Ana içeriğe atla

Her şeyde bir hayır vardır

Bir şeyi normalinden daha fazla büyütmemizde üstümüze yoktur. Yeri geldi mi deveyi pire, pireyi de deve yaparız. Şimdi gündemimizde hepinizin malumu anayasa referandumu var. Cepheler belli. Kılıçlar çekildi. 'Evet diyeceğim' diye görüş bildireni bir kesim göklere çıkarırken diğer cephe onu anasından doğduğuna pişman etmek için uğraşıyor. Biri de 'hayır diyeceğim' şeklinde bir görüş bildirirse bu sefer diğer cephe harekete geçiyor, adamı yerin dibine batırmaya çalışıyor. Aslında yok birbirimizden farkımız…Tencere-kapak gibiyiz.

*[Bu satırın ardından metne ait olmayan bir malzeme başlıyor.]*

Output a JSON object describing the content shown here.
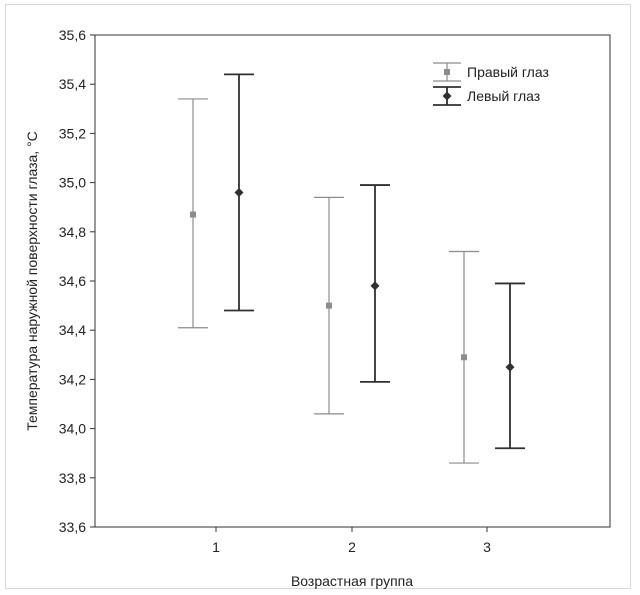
{
  "chart_data": {
    "type": "errorbar",
    "xlabel": "Возрастная группа",
    "ylabel": "Температура наружной поверхности глаза, °C",
    "ylim": [
      33.6,
      35.6
    ],
    "yticks": [
      33.6,
      33.8,
      34.0,
      34.2,
      34.4,
      34.6,
      34.8,
      35.0,
      35.2,
      35.4,
      35.6
    ],
    "ytick_labels": [
      "33,6",
      "33,8",
      "34,0",
      "34,2",
      "34,4",
      "34,6",
      "34,8",
      "35,0",
      "35,2",
      "35,4",
      "35,6"
    ],
    "categories": [
      "1",
      "2",
      "3"
    ],
    "legend_position": "top-right",
    "series": [
      {
        "name": "Правый глаз",
        "color": "#8c8c8c",
        "marker": "square",
        "mean": [
          34.87,
          34.5,
          34.29
        ],
        "lower": [
          34.41,
          34.06,
          33.86
        ],
        "upper": [
          35.34,
          34.94,
          34.72
        ]
      },
      {
        "name": "Левый глаз",
        "color": "#303030",
        "marker": "diamond",
        "mean": [
          34.96,
          34.58,
          34.25
        ],
        "lower": [
          34.48,
          34.19,
          33.92
        ],
        "upper": [
          35.44,
          34.99,
          34.59
        ]
      }
    ]
  }
}
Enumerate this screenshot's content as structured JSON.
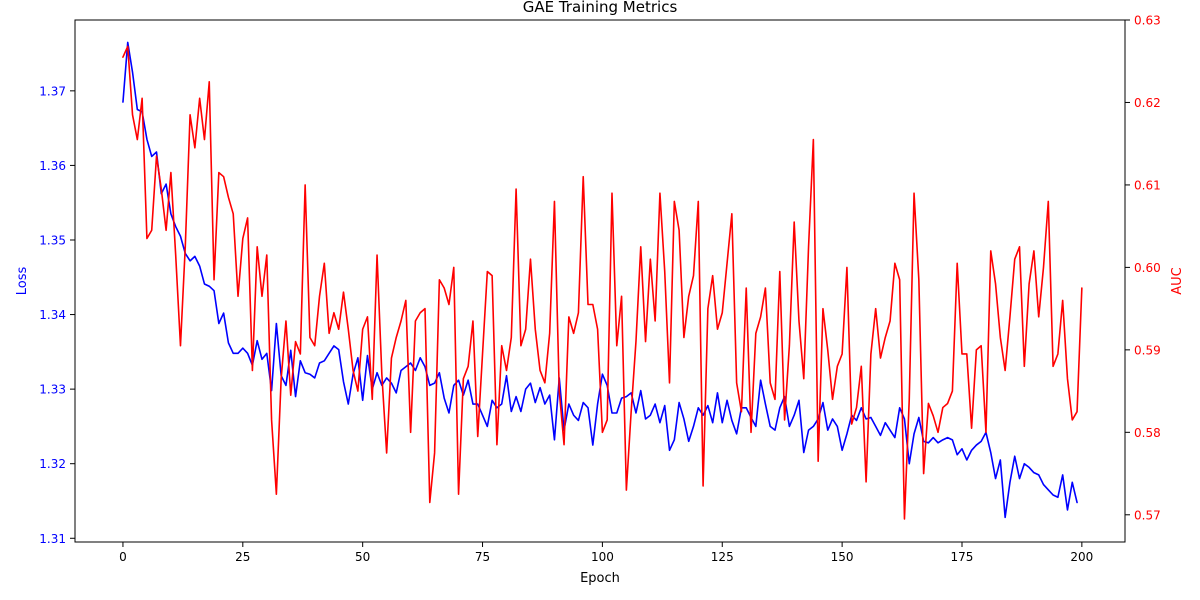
{
  "chart_data": {
    "type": "line",
    "title": "GAE Training Metrics",
    "xlabel": "Epoch",
    "ylabel_left": "Loss",
    "ylabel_right": "AUC",
    "xlim": [
      -10,
      209
    ],
    "ylim_left": [
      1.3095,
      1.3795
    ],
    "ylim_right": [
      0.5667,
      0.63
    ],
    "x_ticks": [
      0,
      25,
      50,
      75,
      100,
      125,
      150,
      175,
      200
    ],
    "y_left_ticks": [
      1.31,
      1.32,
      1.33,
      1.34,
      1.35,
      1.36,
      1.37
    ],
    "y_right_ticks": [
      0.57,
      0.58,
      0.59,
      0.6,
      0.61,
      0.62,
      0.63
    ],
    "grid": false,
    "colors": {
      "loss": "#0000ff",
      "auc": "#ff0000"
    },
    "series": [
      {
        "axis": "left",
        "color": "#0000ff",
        "values": [
          1.3685,
          1.3765,
          1.3725,
          1.3675,
          1.3672,
          1.3635,
          1.3612,
          1.3618,
          1.3562,
          1.3575,
          1.3535,
          1.3518,
          1.3505,
          1.3482,
          1.3472,
          1.3478,
          1.3465,
          1.3441,
          1.3438,
          1.3432,
          1.3388,
          1.3402,
          1.3362,
          1.3348,
          1.3348,
          1.3355,
          1.3348,
          1.3332,
          1.3365,
          1.334,
          1.3348,
          1.3298,
          1.3388,
          1.3318,
          1.3305,
          1.3352,
          1.329,
          1.3338,
          1.3322,
          1.332,
          1.3315,
          1.3335,
          1.3338,
          1.3348,
          1.3358,
          1.3353,
          1.331,
          1.328,
          1.332,
          1.3342,
          1.3285,
          1.3345,
          1.33,
          1.3322,
          1.3305,
          1.3315,
          1.3308,
          1.3295,
          1.3325,
          1.333,
          1.3335,
          1.3325,
          1.3342,
          1.333,
          1.3305,
          1.3308,
          1.3322,
          1.3288,
          1.3268,
          1.3305,
          1.3312,
          1.3292,
          1.3312,
          1.328,
          1.328,
          1.3265,
          1.325,
          1.3285,
          1.3275,
          1.328,
          1.3318,
          1.327,
          1.329,
          1.327,
          1.33,
          1.3308,
          1.3282,
          1.3302,
          1.328,
          1.3292,
          1.3232,
          1.3315,
          1.3245,
          1.328,
          1.3265,
          1.3258,
          1.3282,
          1.3275,
          1.3225,
          1.328,
          1.332,
          1.3305,
          1.3268,
          1.3268,
          1.3288,
          1.329,
          1.3295,
          1.3268,
          1.3298,
          1.326,
          1.3265,
          1.328,
          1.3255,
          1.3278,
          1.3218,
          1.3232,
          1.3282,
          1.326,
          1.323,
          1.325,
          1.3275,
          1.3265,
          1.3278,
          1.3255,
          1.3295,
          1.3255,
          1.3285,
          1.3258,
          1.324,
          1.3275,
          1.3275,
          1.3262,
          1.325,
          1.3312,
          1.328,
          1.325,
          1.3245,
          1.3275,
          1.329,
          1.325,
          1.3265,
          1.3285,
          1.3215,
          1.3245,
          1.325,
          1.326,
          1.3282,
          1.3245,
          1.326,
          1.325,
          1.3218,
          1.324,
          1.3265,
          1.3258,
          1.3275,
          1.326,
          1.3262,
          1.325,
          1.3238,
          1.3255,
          1.3245,
          1.3235,
          1.3275,
          1.326,
          1.32,
          1.324,
          1.3262,
          1.323,
          1.3228,
          1.3235,
          1.3228,
          1.3232,
          1.3235,
          1.3232,
          1.3212,
          1.322,
          1.3205,
          1.3218,
          1.3225,
          1.323,
          1.3242,
          1.3215,
          1.318,
          1.3205,
          1.3128,
          1.3175,
          1.321,
          1.318,
          1.32,
          1.3195,
          1.3188,
          1.3185,
          1.3172,
          1.3165,
          1.3158,
          1.3155,
          1.3185,
          1.3138,
          1.3175,
          1.3148
        ]
      },
      {
        "axis": "right",
        "color": "#ff0000",
        "values": [
          0.6255,
          0.6268,
          0.6185,
          0.6155,
          0.6205,
          0.6035,
          0.6045,
          0.6135,
          0.6095,
          0.6045,
          0.6115,
          0.6015,
          0.5905,
          0.6025,
          0.6185,
          0.6145,
          0.6205,
          0.6155,
          0.6225,
          0.5985,
          0.6115,
          0.611,
          0.6085,
          0.6065,
          0.5965,
          0.6035,
          0.606,
          0.5875,
          0.6025,
          0.5965,
          0.6015,
          0.5815,
          0.5725,
          0.5865,
          0.5935,
          0.5845,
          0.591,
          0.5895,
          0.61,
          0.5915,
          0.5905,
          0.5965,
          0.6005,
          0.592,
          0.5945,
          0.5925,
          0.597,
          0.5925,
          0.5875,
          0.585,
          0.5925,
          0.594,
          0.584,
          0.6015,
          0.587,
          0.5775,
          0.589,
          0.5915,
          0.5935,
          0.596,
          0.58,
          0.5935,
          0.5945,
          0.595,
          0.5715,
          0.5775,
          0.5985,
          0.5975,
          0.5955,
          0.6,
          0.5725,
          0.5865,
          0.588,
          0.5935,
          0.5795,
          0.5895,
          0.5995,
          0.599,
          0.5785,
          0.5905,
          0.5875,
          0.5915,
          0.6095,
          0.5905,
          0.5925,
          0.601,
          0.5925,
          0.5875,
          0.586,
          0.592,
          0.608,
          0.585,
          0.5785,
          0.594,
          0.592,
          0.5945,
          0.611,
          0.5955,
          0.5955,
          0.5925,
          0.58,
          0.5815,
          0.609,
          0.5905,
          0.5965,
          0.573,
          0.5825,
          0.591,
          0.6025,
          0.591,
          0.601,
          0.5935,
          0.609,
          0.5995,
          0.586,
          0.608,
          0.6045,
          0.5915,
          0.5965,
          0.599,
          0.608,
          0.5735,
          0.595,
          0.599,
          0.5925,
          0.5945,
          0.6005,
          0.6065,
          0.586,
          0.5825,
          0.5975,
          0.58,
          0.592,
          0.594,
          0.5975,
          0.586,
          0.584,
          0.5995,
          0.5815,
          0.5905,
          0.6055,
          0.5935,
          0.5865,
          0.6025,
          0.6155,
          0.5765,
          0.595,
          0.59,
          0.584,
          0.588,
          0.5895,
          0.6,
          0.581,
          0.583,
          0.588,
          0.574,
          0.5895,
          0.595,
          0.589,
          0.5915,
          0.5935,
          0.6005,
          0.5985,
          0.5695,
          0.584,
          0.609,
          0.5985,
          0.575,
          0.5835,
          0.582,
          0.58,
          0.583,
          0.5835,
          0.585,
          0.6005,
          0.5895,
          0.5895,
          0.5805,
          0.59,
          0.5905,
          0.58,
          0.602,
          0.598,
          0.5915,
          0.5875,
          0.594,
          0.601,
          0.6025,
          0.588,
          0.598,
          0.602,
          0.594,
          0.6,
          0.608,
          0.588,
          0.5895,
          0.596,
          0.5865,
          0.5815,
          0.5825,
          0.5975
        ]
      }
    ]
  }
}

Demokrasiyi bir türlü özümseyemedik. Bir şölen havası içerisinde sandığa gitmeyi beceremiyoruz. Mutlaka kıracağız, dökeceğiz. Demokrasilerde bir seçimi kazanmak da var, kaybetmek de. Referandumda 'evet' ve 'hayır' çıkması bir seçenektir, bir tercihtir. Gücü elinde bulunduranlar, gücü eline geçirmeye çalışanlar halkın tercihine saygı duymayı öğrenmeliler her şeyden önce. Ne 'evet' dünyanın yeniden kuruluşudur, ne de 'hayır' dünyanın sonudur. Halkın sağduyusu isabet de eder, yanılır da. Sonunda hayatta kazandığımız ve kaybettiklerimiz hep kendimizin tercihleri sonucunda oluşmuyor mu? Edep dairesinde evet/hayır çıkması için çaba sarf edenlere, çalışanlara, gerekçelerini anlatanlara hiç sözüm olmaz. Görüş bildirenlere de saygım var. Fakat her iki tarafta kraldan daha kralcı olan fanatik militanlar var. İşte bu fanatiklerdir ortamı geren, sandığın içine edenler. Aşırı fanatikliğin kimseye faydası olmaz. Tek faydası görüşünü değiştirmeyecek şekilde rakibini motive eder. Evet çıksa da hayır çıksa da kazanan bu ülke olacaktır. Ama kaybedenlerin evet/hayır fanatikleri olacağını düşünüyorum. Mutlaka evet çıkacak diye fanatiklik yapanlar 'evet' çıkmazsa, mutlaka 'hayır' çıkacak diye militanlık yapanlar 'hayır' çıkmazsa kahrolacaklar, bunu biliyorum. 'Evet'i savunanlar 'hayır'ın çıkabileceğini, 'hayır'ı savunanlar 'evet'in çıkabileceğini hesaba katsalar daha iyi olur. Aslında her iki taraf da "Allah'tan hayırlısı" diyebilse mesele bitecek.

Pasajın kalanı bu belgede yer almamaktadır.